Postür kişinin vücut tipine, genetik özelliklerine, ırk ve cinsiyetine, mevsimlere, ekonomik duruma göre de değişiklik gösterir. Kötü beslenen bir kişi vücut kısımlarını alışkanlık olarak doğru pozisyonda tutmak için gerekli enerji ve kas dayanıklılığına sahip olamayacaktır. Özellikle gelişme çağı boyunca beslenme yetersizliği kötü postüre neden olmaktadır.
Kişinin boyu da postürü etkiler. Kısa boylular çok dik durarak, uzun boylular da sırt ve boyunda abartılı eğimler oluşturarak ortalama boya yaklaşmaya çalışırlar.
Dans, jimnastik, dalma, eskrim gibi sporlar rijid postüre neden olurken, uzun mesafe koşusu, boks, güreş gibi sporlarla uğraşanlarda hafif kambur bir postüre eğilim vardır.
Özetle doğru postür ve balansın önemi nasıl açıklanır?

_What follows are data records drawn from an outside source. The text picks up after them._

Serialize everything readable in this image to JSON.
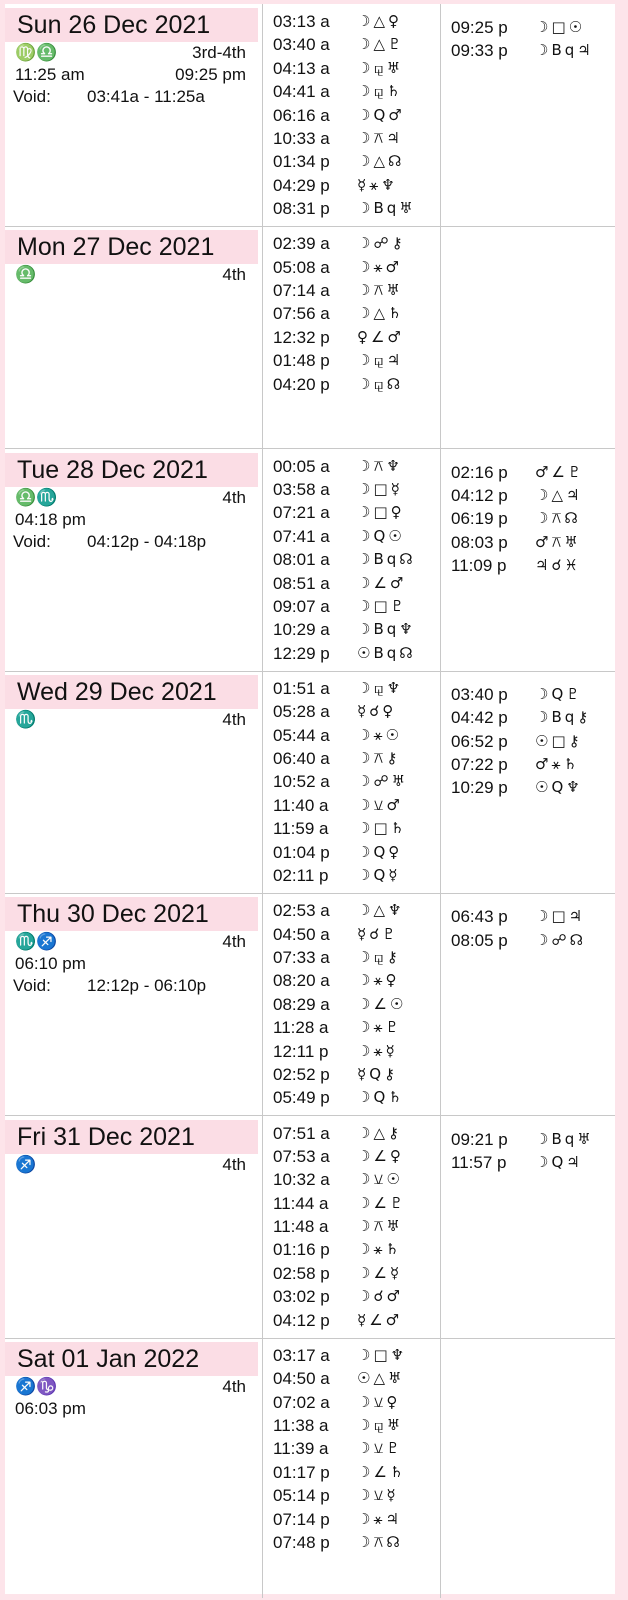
{
  "colors": {
    "header_bg": "#fbdde5",
    "border": "#fde4ea"
  },
  "days": [
    {
      "date": "Sun 26 Dec 2021",
      "signs": "♍♎",
      "phase": "3rd-4th",
      "ingress": "11:25 am",
      "extra_time": "09:25 pm",
      "void_label": "Void:",
      "void_range": "03:41a -  11:25a",
      "col1": [
        {
          "t": "03:13 a",
          "g": "☽△♀"
        },
        {
          "t": "03:40 a",
          "g": "☽△♇"
        },
        {
          "t": "04:13 a",
          "g": "☽⚼♅"
        },
        {
          "t": "04:41 a",
          "g": "☽⚼♄"
        },
        {
          "t": "06:16 a",
          "g": "☽Q♂"
        },
        {
          "t": "10:33 a",
          "g": "☽⚻♃"
        },
        {
          "t": "01:34 p",
          "g": "☽△☊"
        },
        {
          "t": "04:29 p",
          "g": "☿⚹♆"
        },
        {
          "t": "08:31 p",
          "g": "☽Bq♅"
        }
      ],
      "col2": [
        {
          "t": "09:25 p",
          "g": "☽□☉"
        },
        {
          "t": "09:33 p",
          "g": "☽Bq♃"
        }
      ]
    },
    {
      "date": "Mon 27 Dec 2021",
      "signs": "♎",
      "phase": "4th",
      "col1": [
        {
          "t": "02:39 a",
          "g": "☽☍⚷"
        },
        {
          "t": "05:08 a",
          "g": "☽⚹♂"
        },
        {
          "t": "07:14 a",
          "g": "☽⚻♅"
        },
        {
          "t": "07:56 a",
          "g": "☽△♄"
        },
        {
          "t": "12:32 p",
          "g": "♀∠♂"
        },
        {
          "t": "01:48 p",
          "g": "☽⚼♃"
        },
        {
          "t": "04:20 p",
          "g": "☽⚼☊"
        }
      ],
      "col2": []
    },
    {
      "date": "Tue 28 Dec 2021",
      "signs": "♎♏",
      "phase": "4th",
      "ingress": "04:18 pm",
      "void_label": "Void:",
      "void_range": "04:12p -  04:18p",
      "col1": [
        {
          "t": "00:05 a",
          "g": "☽⚻♆"
        },
        {
          "t": "03:58 a",
          "g": "☽□☿"
        },
        {
          "t": "07:21 a",
          "g": "☽□♀"
        },
        {
          "t": "07:41 a",
          "g": "☽Q☉"
        },
        {
          "t": "08:01 a",
          "g": "☽Bq☊"
        },
        {
          "t": "08:51 a",
          "g": "☽∠♂"
        },
        {
          "t": "09:07 a",
          "g": "☽□♇"
        },
        {
          "t": "10:29 a",
          "g": "☽Bq♆"
        },
        {
          "t": "12:29 p",
          "g": "☉Bq☊"
        }
      ],
      "col2": [
        {
          "t": "02:16 p",
          "g": "♂∠♇"
        },
        {
          "t": "04:12 p",
          "g": "☽△♃"
        },
        {
          "t": "06:19 p",
          "g": "☽⚻☊"
        },
        {
          "t": "08:03 p",
          "g": "♂⚻♅"
        },
        {
          "t": "11:09 p",
          "g": "♃☌♓"
        }
      ]
    },
    {
      "date": "Wed 29 Dec 2021",
      "signs": "♏",
      "phase": "4th",
      "col1": [
        {
          "t": "01:51 a",
          "g": "☽⚼♆"
        },
        {
          "t": "05:28 a",
          "g": "☿☌♀"
        },
        {
          "t": "05:44 a",
          "g": "☽⚹☉"
        },
        {
          "t": "06:40 a",
          "g": "☽⚻⚷"
        },
        {
          "t": "10:52 a",
          "g": "☽☍♅"
        },
        {
          "t": "11:40 a",
          "g": "☽⚺♂"
        },
        {
          "t": "11:59 a",
          "g": "☽□♄"
        },
        {
          "t": "01:04 p",
          "g": "☽Q♀"
        },
        {
          "t": "02:11 p",
          "g": "☽Q☿"
        }
      ],
      "col2": [
        {
          "t": "03:40 p",
          "g": "☽Q♇"
        },
        {
          "t": "04:42 p",
          "g": "☽Bq⚷"
        },
        {
          "t": "06:52 p",
          "g": "☉□⚷"
        },
        {
          "t": "07:22 p",
          "g": "♂⚹♄"
        },
        {
          "t": "10:29 p",
          "g": "☉Q♆"
        }
      ]
    },
    {
      "date": "Thu 30 Dec 2021",
      "signs": "♏♐",
      "phase": "4th",
      "ingress": "06:10 pm",
      "void_label": "Void:",
      "void_range": "12:12p -  06:10p",
      "col1": [
        {
          "t": "02:53 a",
          "g": "☽△♆"
        },
        {
          "t": "04:50 a",
          "g": "☿☌♇"
        },
        {
          "t": "07:33 a",
          "g": "☽⚼⚷"
        },
        {
          "t": "08:20 a",
          "g": "☽⚹♀"
        },
        {
          "t": "08:29 a",
          "g": "☽∠☉"
        },
        {
          "t": "11:28 a",
          "g": "☽⚹♇"
        },
        {
          "t": "12:11 p",
          "g": "☽⚹☿"
        },
        {
          "t": "02:52 p",
          "g": "☿Q⚷"
        },
        {
          "t": "05:49 p",
          "g": "☽Q♄"
        }
      ],
      "col2": [
        {
          "t": "06:43 p",
          "g": "☽□♃"
        },
        {
          "t": "08:05 p",
          "g": "☽☍☊"
        }
      ]
    },
    {
      "date": "Fri 31 Dec 2021",
      "signs": "♐",
      "phase": "4th",
      "col1": [
        {
          "t": "07:51 a",
          "g": "☽△⚷"
        },
        {
          "t": "07:53 a",
          "g": "☽∠♀"
        },
        {
          "t": "10:32 a",
          "g": "☽⚺☉"
        },
        {
          "t": "11:44 a",
          "g": "☽∠♇"
        },
        {
          "t": "11:48 a",
          "g": "☽⚻♅"
        },
        {
          "t": "01:16 p",
          "g": "☽⚹♄"
        },
        {
          "t": "02:58 p",
          "g": "☽∠☿"
        },
        {
          "t": "03:02 p",
          "g": "☽☌♂"
        },
        {
          "t": "04:12 p",
          "g": "☿∠♂"
        }
      ],
      "col2": [
        {
          "t": "09:21 p",
          "g": "☽Bq♅"
        },
        {
          "t": "11:57 p",
          "g": "☽Q♃"
        }
      ]
    },
    {
      "date": "Sat 01 Jan 2022",
      "signs": "♐♑",
      "phase": "4th",
      "ingress": "06:03 pm",
      "col1": [
        {
          "t": "03:17 a",
          "g": "☽□♆"
        },
        {
          "t": "04:50 a",
          "g": "☉△♅"
        },
        {
          "t": "07:02 a",
          "g": "☽⚺♀"
        },
        {
          "t": "11:38 a",
          "g": "☽⚼♅"
        },
        {
          "t": "11:39 a",
          "g": "☽⚺♇"
        },
        {
          "t": "01:17 p",
          "g": "☽∠♄"
        },
        {
          "t": "05:14 p",
          "g": "☽⚺☿"
        },
        {
          "t": "07:14 p",
          "g": "☽⚹♃"
        },
        {
          "t": "07:48 p",
          "g": "☽⚻☊"
        }
      ],
      "col2": []
    }
  ]
}
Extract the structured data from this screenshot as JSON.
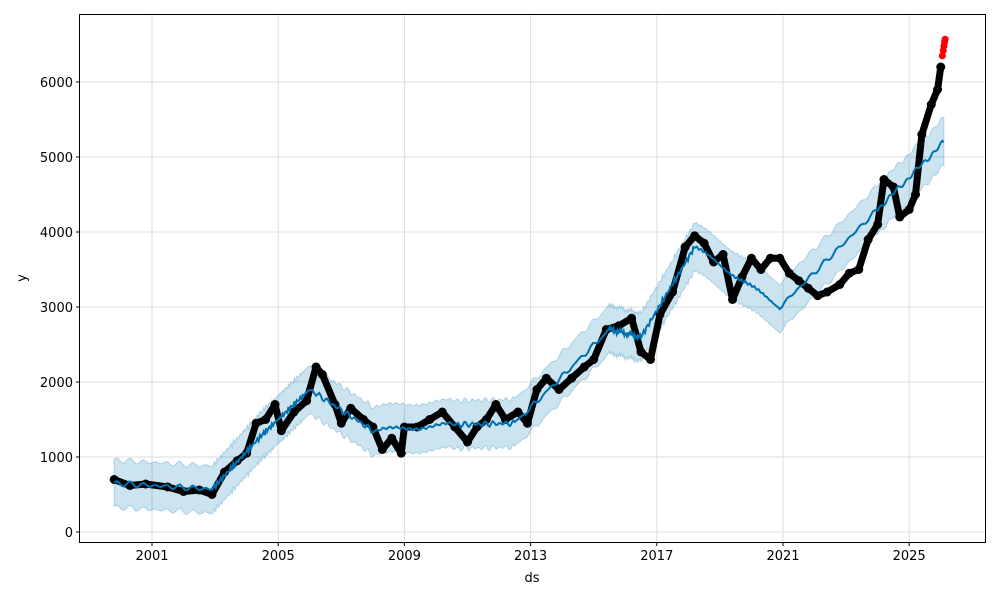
{
  "chart_data": {
    "type": "line",
    "title": "",
    "xlabel": "ds",
    "ylabel": "y",
    "xlim": [
      1998.2,
      2027.0
    ],
    "ylim": [
      -150,
      6880
    ],
    "x_ticks": [
      2001,
      2005,
      2009,
      2013,
      2017,
      2021,
      2025
    ],
    "x_tick_labels": [
      "2001",
      "2005",
      "2009",
      "2013",
      "2017",
      "2021",
      "2025"
    ],
    "y_ticks": [
      0,
      1000,
      2000,
      3000,
      4000,
      5000,
      6000
    ],
    "y_tick_labels": [
      "0",
      "1000",
      "2000",
      "3000",
      "4000",
      "5000",
      "6000"
    ],
    "grid": true,
    "colors": {
      "actual": "#000000",
      "forecast": "#0072B2",
      "interval": "#0072B2",
      "highlight": "#ff0000"
    },
    "series": [
      {
        "role": "actual",
        "x": [
          1999.8,
          2000.3,
          2000.8,
          2001.5,
          2002.0,
          2002.5,
          2002.9,
          2003.3,
          2003.7,
          2004.0,
          2004.3,
          2004.6,
          2004.9,
          2005.1,
          2005.5,
          2005.9,
          2006.2,
          2006.4,
          2006.8,
          2007.0,
          2007.3,
          2007.7,
          2008.0,
          2008.3,
          2008.6,
          2008.9,
          2009.0,
          2009.4,
          2009.8,
          2010.2,
          2010.6,
          2011.0,
          2011.3,
          2011.6,
          2011.9,
          2012.2,
          2012.6,
          2012.9,
          2013.2,
          2013.5,
          2013.9,
          2014.3,
          2014.7,
          2015.0,
          2015.4,
          2015.8,
          2016.2,
          2016.5,
          2016.8,
          2017.1,
          2017.5,
          2017.9,
          2018.2,
          2018.5,
          2018.8,
          2019.1,
          2019.4,
          2019.7,
          2020.0,
          2020.3,
          2020.6,
          2020.9,
          2021.2,
          2021.5,
          2021.8,
          2022.1,
          2022.4,
          2022.8,
          2023.1,
          2023.4,
          2023.7,
          2024.0,
          2024.2,
          2024.5,
          2024.7,
          2025.0,
          2025.2,
          2025.4,
          2025.7,
          2025.9,
          2026.0
        ],
        "y": [
          700,
          620,
          640,
          600,
          540,
          560,
          500,
          800,
          950,
          1050,
          1450,
          1500,
          1700,
          1350,
          1600,
          1750,
          2200,
          2100,
          1700,
          1450,
          1650,
          1500,
          1400,
          1100,
          1250,
          1050,
          1400,
          1400,
          1500,
          1600,
          1400,
          1200,
          1400,
          1500,
          1700,
          1500,
          1600,
          1450,
          1900,
          2050,
          1900,
          2050,
          2200,
          2300,
          2700,
          2750,
          2850,
          2400,
          2300,
          2900,
          3200,
          3800,
          3950,
          3850,
          3600,
          3700,
          3100,
          3400,
          3650,
          3500,
          3650,
          3650,
          3450,
          3350,
          3250,
          3150,
          3200,
          3300,
          3450,
          3500,
          3900,
          4100,
          4700,
          4600,
          4200,
          4300,
          4500,
          5300,
          5700,
          5900,
          6200
        ]
      },
      {
        "role": "highlight",
        "x": [
          2026.05,
          2026.08,
          2026.1,
          2026.12,
          2026.14
        ],
        "y": [
          6350,
          6420,
          6480,
          6530,
          6570
        ]
      },
      {
        "role": "forecast",
        "x": [
          1999.8,
          2002.9,
          2004.5,
          2006.0,
          2008.0,
          2010.5,
          2012.5,
          2015.5,
          2016.5,
          2018.2,
          2020.9,
          2024.0,
          2026.1
        ],
        "y": [
          650,
          570,
          1300,
          1900,
          1350,
          1430,
          1450,
          2700,
          2600,
          3800,
          3000,
          4300,
          5200
        ]
      },
      {
        "role": "interval",
        "x": [
          1999.8,
          2002.9,
          2004.5,
          2006.0,
          2008.0,
          2010.5,
          2012.5,
          2015.5,
          2016.5,
          2018.2,
          2020.9,
          2024.0,
          2026.1
        ],
        "lower": [
          330,
          250,
          980,
          1580,
          1030,
          1110,
          1130,
          2380,
          2280,
          3480,
          2680,
          3980,
          4880
        ],
        "upper": [
          960,
          880,
          1620,
          2220,
          1670,
          1750,
          1770,
          3020,
          2920,
          4120,
          3320,
          4620,
          5520
        ]
      }
    ]
  }
}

Doğru postür; eklemlerin ve kemiklerin doğru yerleşmesini dolayısıyla kasların doğru kullanılmasını sağlar, böylece eklem dejenerasyonunu önler. Omurgayı dengede tutan bağlar üzerine binen yükü azaltır. Omurganın anormal pozisyonlarda fiske olmasını önler. Kaslar daha efektif kullanıldığı ve daha az enerji harcandığı için yorgunluğu önler. Burkulma, zedelenme ve aşırı kullanım problemlerini önleri sırt ağrısı ve kas ağrısını önler. İyi bir dış görünüş sağlar.
Alışkanlığa bağlı postür bozukluklarının düzeltilmesi için ne yapılır?
Çoğu hasta postürlerinin bozuk olduğundan ve bu durumun fiziksel semptomlarına katkıda bulunduğundan habersizdir. Alışkanlığa bağlı postür bozukluklarının düzeltilmesinde öncelikle doğru ve kötü postür öğretilmelidir. Postürü düzeltmenin ve düzgün postürü korumanın en iyi yolu daima pratik yapmaktır. Hergün gün boyunca omurgadaki eğrilik dengeli tutulmaya çalışılmalıdır. Uzun süre aynı postürde durulmamalıdır. Sert bir yatakta boyun çukurunu destekleyecek bir yastıkla yatılmalıdır. Objeleri kaldırırken ve koyarken dizler bükük olmalı, ağır objeler iki el kullanılarak ve vücuda mümkün olduğunca yaklaştırılarak taşınmalıdır. Rahat ve giyip çıkarması kolay ayakkabılar tercih edilmelidir. Uzun süreli ve sık sık yüksek topuklu ayakkabılar giymekten kaçınılmalıdır. Düzenli egzersiz yapılmalıdır.